Пастух на это ответил:

— Жадность — это не то, как человек относится к деньгам, наживает он их или теряет, здесь важно какой он сам по себе.

Мужчина в белых туфлях молча прислушивался.

— Неплохо бы нам всем вместе, — заключил алькарриец, — иметь столько, сколько у него одного. Уж мы бы сумели дать деньгам ход.

Чамарис сказал:

— Не в деньгах счастье.

— Может быть, а для жадины — меньше всего.

— Нет, в деньгах, счастье в деньгах, — сказал Лусио. — Я вот верю, что они могут принести счастье. А вот совесть, она такое счастье отвергает.

— Какая совесть? — спросил шофер. — Кому она нужна, коли в банке солидный вклад?

— Есть совесть, — сказал Лусио. — Где-то очень глубоко, но есть, хотя б ты и был ей не рад. Вроде червячка в яблоке.

Мужчина в белых туфлях утвердительно кивнул головой и сказал:

— Что верно, то верно. В самую точку. Совесть — это червяк, который проточит что хочешь и проникнет куда угодно. Вредная тварь.

Он залпом выпил свой стакан. Маурисио слушал, скрестив руки на груди и прислонившись спиной к полкам.
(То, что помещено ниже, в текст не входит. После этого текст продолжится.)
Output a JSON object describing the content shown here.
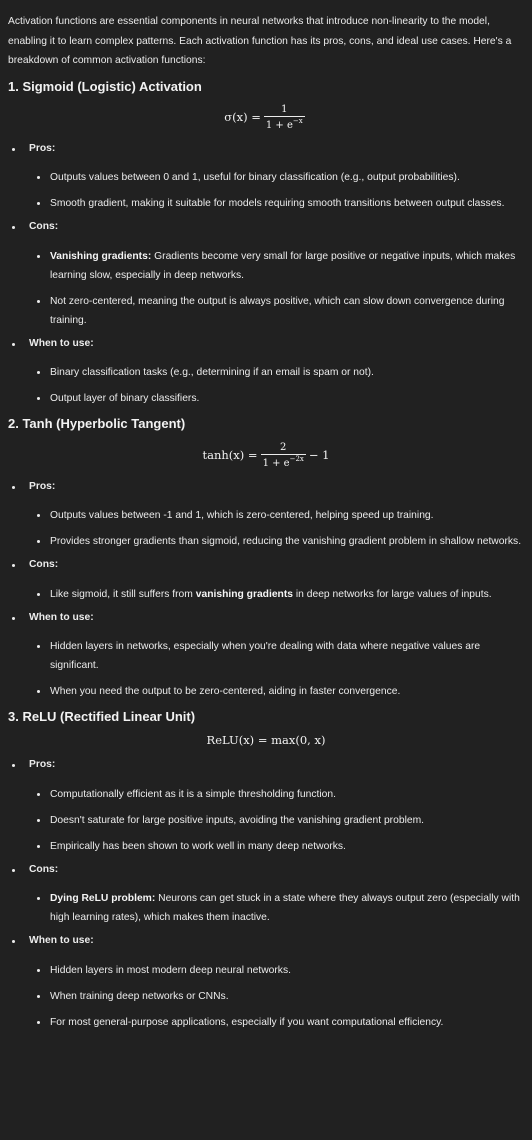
{
  "intro": "Activation functions are essential components in neural networks that introduce non-linearity to the model, enabling it to learn complex patterns. Each activation function has its pros, cons, and ideal use cases. Here's a breakdown of common activation functions:",
  "sections": [
    {
      "heading": "1. Sigmoid (Logistic) Activation",
      "formula": {
        "lhs": "σ(x) =",
        "num": "1",
        "den_base": "1 + e",
        "den_sup": "−x",
        "tail": ""
      },
      "pros_label": "Pros:",
      "pros": [
        {
          "bold": "",
          "text": "Outputs values between 0 and 1, useful for binary classification (e.g., output probabilities)."
        },
        {
          "bold": "",
          "text": "Smooth gradient, making it suitable for models requiring smooth transitions between output classes."
        }
      ],
      "cons_label": "Cons:",
      "cons": [
        {
          "bold": "Vanishing gradients:",
          "text": " Gradients become very small for large positive or negative inputs, which makes learning slow, especially in deep networks."
        },
        {
          "bold": "",
          "text": "Not zero-centered, meaning the output is always positive, which can slow down convergence during training."
        }
      ],
      "use_label": "When to use:",
      "use": [
        {
          "bold": "",
          "text": "Binary classification tasks (e.g., determining if an email is spam or not)."
        },
        {
          "bold": "",
          "text": "Output layer of binary classifiers."
        }
      ]
    },
    {
      "heading": "2. Tanh (Hyperbolic Tangent)",
      "formula": {
        "lhs": "tanh(x) =",
        "num": "2",
        "den_base": "1 + e",
        "den_sup": "−2x",
        "tail": "− 1"
      },
      "pros_label": "Pros:",
      "pros": [
        {
          "bold": "",
          "text": "Outputs values between -1 and 1, which is zero-centered, helping speed up training."
        },
        {
          "bold": "",
          "text": "Provides stronger gradients than sigmoid, reducing the vanishing gradient problem in shallow networks."
        }
      ],
      "cons_label": "Cons:",
      "cons": [
        {
          "bold": "",
          "text": "Like sigmoid, it still suffers from ",
          "bold2": "vanishing gradients",
          "text2": " in deep networks for large values of inputs."
        }
      ],
      "use_label": "When to use:",
      "use": [
        {
          "bold": "",
          "text": "Hidden layers in networks, especially when you're dealing with data where negative values are significant."
        },
        {
          "bold": "",
          "text": "When you need the output to be zero-centered, aiding in faster convergence."
        }
      ]
    },
    {
      "heading": "3. ReLU (Rectified Linear Unit)",
      "formula_inline": "ReLU(x) = max(0, x)",
      "pros_label": "Pros:",
      "pros": [
        {
          "bold": "",
          "text": "Computationally efficient as it is a simple thresholding function."
        },
        {
          "bold": "",
          "text": "Doesn't saturate for large positive inputs, avoiding the vanishing gradient problem."
        },
        {
          "bold": "",
          "text": "Empirically has been shown to work well in many deep networks."
        }
      ],
      "cons_label": "Cons:",
      "cons": [
        {
          "bold": "Dying ReLU problem:",
          "text": " Neurons can get stuck in a state where they always output zero (especially with high learning rates), which makes them inactive."
        }
      ],
      "use_label": "When to use:",
      "use": [
        {
          "bold": "",
          "text": "Hidden layers in most modern deep neural networks."
        },
        {
          "bold": "",
          "text": "When training deep networks or CNNs."
        },
        {
          "bold": "",
          "text": "For most general-purpose applications, especially if you want computational efficiency."
        }
      ]
    }
  ]
}
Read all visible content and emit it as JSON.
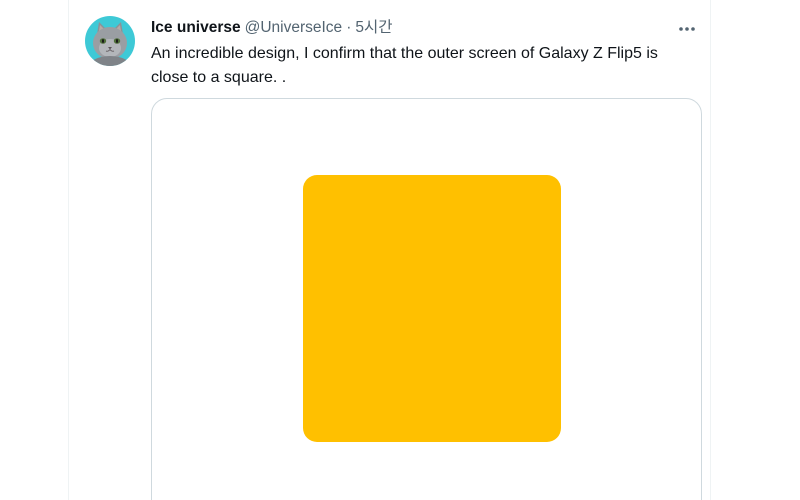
{
  "tweet": {
    "author": {
      "display_name": "Ice universe",
      "handle": "@UniverseIce",
      "avatar_icon": "gray-cat-avatar"
    },
    "separator": "·",
    "timestamp": "5시간",
    "more_icon": "more-dots-icon",
    "text": "An incredible design, I confirm that the outer screen of Galaxy Z Flip5 is\nclose to a square. .",
    "media": {
      "shape_color": "#ffc000",
      "description_icon": "yellow-square-image"
    }
  },
  "colors": {
    "text_primary": "#0f1419",
    "text_secondary": "#536471",
    "card_border": "#cfd9de",
    "avatar_background": "#3ec9d6",
    "accent_yellow": "#ffc000"
  }
}
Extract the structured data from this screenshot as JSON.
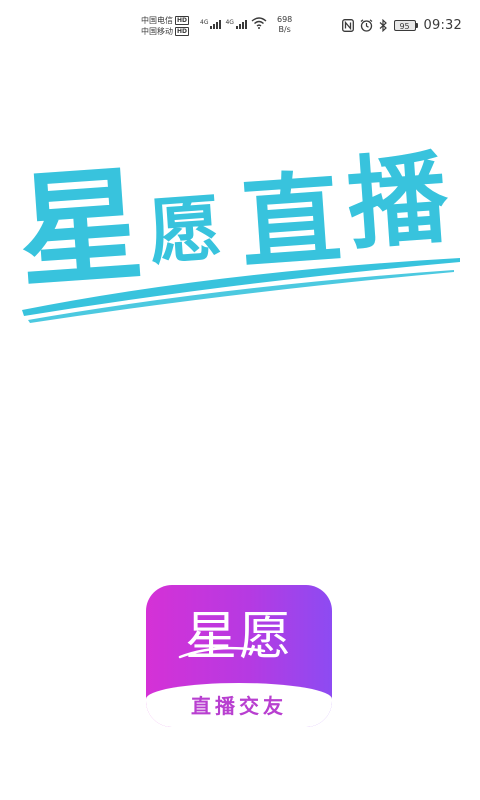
{
  "status_bar": {
    "carrier_1": "中国电信",
    "carrier_2": "中国移动",
    "hd_1": "HD",
    "hd_2": "HD",
    "sig1_tag": "4G",
    "sig2_tag": "4G",
    "net_speed_value": "698",
    "net_speed_unit": "B/s",
    "battery_level": "95",
    "time": "09:32",
    "icons": [
      "nfc-icon",
      "alarm-icon",
      "bluetooth-icon",
      "wifi-icon",
      "signal-icon",
      "battery-icon"
    ]
  },
  "splash": {
    "title_chars": [
      "星",
      "愿",
      "直",
      "播"
    ],
    "title_color": "#38c3dd"
  },
  "logo": {
    "name": "星愿",
    "tagline": "直播交友",
    "gradient_start": "#d531d6",
    "gradient_end": "#8d4bf2"
  }
}
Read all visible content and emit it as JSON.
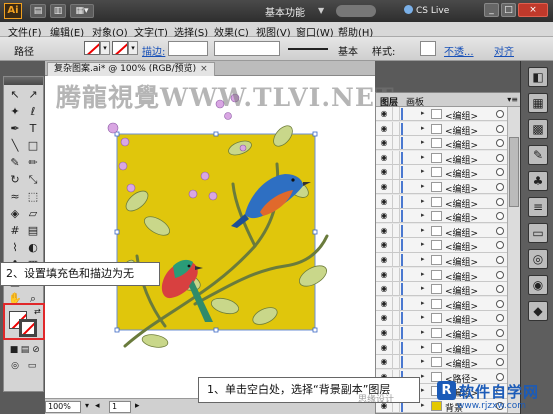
{
  "titlebar": {
    "app_logo": "Ai",
    "workspace": "基本功能",
    "cs_live": "CS Live",
    "window_buttons": [
      "_",
      "□",
      "×"
    ]
  },
  "menubar": {
    "items": [
      "文件(F)",
      "编辑(E)",
      "对象(O)",
      "文字(T)",
      "选择(S)",
      "效果(C)",
      "视图(V)",
      "窗口(W)",
      "帮助(H)"
    ]
  },
  "controlbar": {
    "path_label": "路径",
    "stroke_label": "描边:",
    "stroke_style": "基本",
    "style_label": "样式:",
    "opacity_label": "不透...",
    "align_label": "对齐"
  },
  "document": {
    "tab_title": "复杂图案.ai* @ 100% (RGB/预览)",
    "close": "×",
    "watermark": "腾龍視覺WWW.TLVI.NET"
  },
  "statusbar": {
    "zoom": "100%",
    "artboard_num": "1"
  },
  "layers_panel": {
    "tabs": [
      "图层",
      "画板"
    ],
    "menu_icon": "▾≡",
    "rows": [
      {
        "name": "<编组>",
        "thumb": "plain"
      },
      {
        "name": "<编组>",
        "thumb": "plain"
      },
      {
        "name": "<编组>",
        "thumb": "plain"
      },
      {
        "name": "<编组>",
        "thumb": "plain"
      },
      {
        "name": "<编组>",
        "thumb": "plain"
      },
      {
        "name": "<编组>",
        "thumb": "plain"
      },
      {
        "name": "<编组>",
        "thumb": "plain"
      },
      {
        "name": "<编组>",
        "thumb": "plain"
      },
      {
        "name": "<编组>",
        "thumb": "plain"
      },
      {
        "name": "<编组>",
        "thumb": "plain"
      },
      {
        "name": "<编组>",
        "thumb": "plain"
      },
      {
        "name": "<编组>",
        "thumb": "plain"
      },
      {
        "name": "<编组>",
        "thumb": "plain"
      },
      {
        "name": "<编组>",
        "thumb": "plain"
      },
      {
        "name": "<编组>",
        "thumb": "plain"
      },
      {
        "name": "<编组>",
        "thumb": "plain"
      },
      {
        "name": "<编组>",
        "thumb": "plain"
      },
      {
        "name": "<编组>",
        "thumb": "plain"
      },
      {
        "name": "<路径>",
        "thumb": "plain"
      },
      {
        "name": "<编组>",
        "thumb": "plain"
      },
      {
        "name": "背景",
        "thumb": "yellow"
      }
    ]
  },
  "callouts": {
    "step2": "2、设置填充色和描边为无",
    "step1": "1、单击空白处，选择“背景副本”图层",
    "faint_watermark": "思缘设计"
  },
  "branding": {
    "badge": "R",
    "name": "软件自学网",
    "url": "www.rjzxw.com"
  },
  "colors": {
    "artboard_yellow": "#e0c60c",
    "highlight_red": "#e0282a",
    "layer_blue": "#4a78d0"
  }
}
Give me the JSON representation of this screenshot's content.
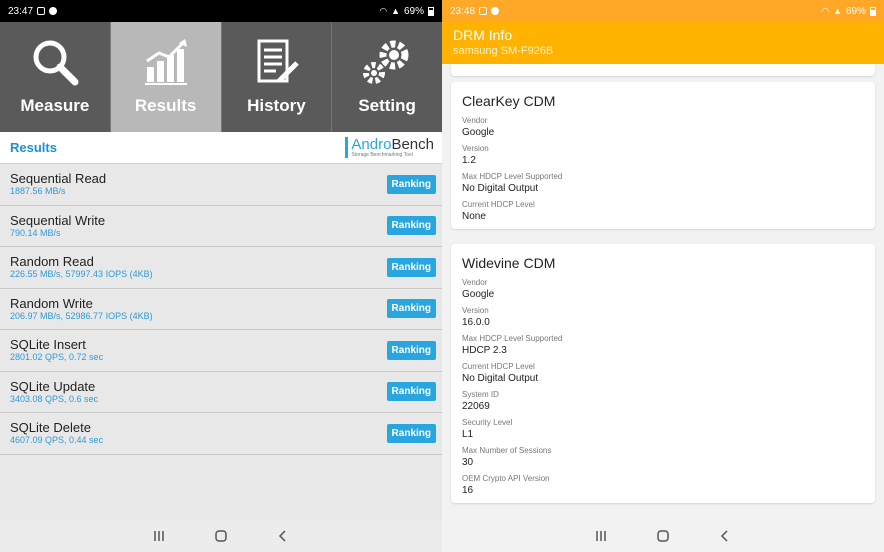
{
  "left": {
    "status": {
      "time": "23:47",
      "battery": "69%"
    },
    "tabs": [
      {
        "label": "Measure",
        "icon": "magnifier-icon"
      },
      {
        "label": "Results",
        "icon": "bar-chart-icon"
      },
      {
        "label": "History",
        "icon": "document-icon"
      },
      {
        "label": "Setting",
        "icon": "gears-icon"
      }
    ],
    "results_title": "Results",
    "logo": {
      "andro": "Andro",
      "bench": "Bench",
      "tagline": "Storage Benchmarking Tool"
    },
    "results": [
      {
        "name": "Sequential Read",
        "value": "1887.56 MB/s",
        "button": "Ranking"
      },
      {
        "name": "Sequential Write",
        "value": "790.14 MB/s",
        "button": "Ranking"
      },
      {
        "name": "Random Read",
        "value": "226.55 MB/s, 57997.43 IOPS (4KB)",
        "button": "Ranking"
      },
      {
        "name": "Random Write",
        "value": "206.97 MB/s, 52986.77 IOPS (4KB)",
        "button": "Ranking"
      },
      {
        "name": "SQLite Insert",
        "value": "2801.02 QPS, 0.72 sec",
        "button": "Ranking"
      },
      {
        "name": "SQLite Update",
        "value": "3403.08 QPS, 0.6 sec",
        "button": "Ranking"
      },
      {
        "name": "SQLite Delete",
        "value": "4607.09 QPS, 0.44 sec",
        "button": "Ranking"
      }
    ]
  },
  "right": {
    "status": {
      "time": "23:48",
      "battery": "69%"
    },
    "app_title": "DRM Info",
    "device": "samsung SM-F926B",
    "cards": [
      {
        "title": "ClearKey CDM",
        "fields": [
          {
            "label": "Vendor",
            "value": "Google"
          },
          {
            "label": "Version",
            "value": "1.2"
          },
          {
            "label": "Max HDCP Level Supported",
            "value": "No Digital Output"
          },
          {
            "label": "Current HDCP Level",
            "value": "None"
          }
        ]
      },
      {
        "title": "Widevine CDM",
        "fields": [
          {
            "label": "Vendor",
            "value": "Google"
          },
          {
            "label": "Version",
            "value": "16.0.0"
          },
          {
            "label": "Max HDCP Level Supported",
            "value": "HDCP 2.3"
          },
          {
            "label": "Current HDCP Level",
            "value": "No Digital Output"
          },
          {
            "label": "System ID",
            "value": "22069"
          },
          {
            "label": "Security Level",
            "value": "L1"
          },
          {
            "label": "Max Number of Sessions",
            "value": "30"
          },
          {
            "label": "OEM Crypto API Version",
            "value": "16"
          }
        ]
      }
    ]
  },
  "colors": {
    "accent_blue": "#29a6e0",
    "drm_amber": "#ffb300",
    "status_orange": "#ffa726"
  }
}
Маленький мясник подошел с рассеянным видом к столу, где играли в домино, и посмотрел на пригнувшегося Кармело, который весь ушел в игру. Махнув рукой, он сбросил на пол его форменную фуражку, висевшую на боковом штыре, торчавшем на спинки стула, и потом быстро присоединился к остальным. Но Кармело заметил и сказал:

— Не прячь руки за спину, я видел. Не надо так шутить. — Он подобрал с полу фуражку. — Не из-за меня и не из-за того, сколько эта вещь стоит, — он любовно очищал засаленный верх фуражки от пыли, снимая ее рукавом. — И не потому, что мне это досадно, не потому, что она стоит денег, а из-за того, что она представляет. Надо уважать муниципалитет. Над муниципалитетом шутить не надо.

Он повесил фуражку на прежнее место и опять занялся игрой.

Высоко над Викальваро в небе вздымались железные столбы с белыми и красными огоньками наверху. Они плыли, как бенгальские огни, в пустоте ночи. За спиной Сантоса и Кармен небо было черное и мутное. Лишь самые яркие звезды сохраняли свой блеск в сиянии лупы. С нагретого за день поля подымался густой летний зной, сдобренный неумолчным стрекотанием кузнечиков. Недалеко от молодых людей торчал обтесанный камень, геодезический знак наивысшей точки Альмодовара.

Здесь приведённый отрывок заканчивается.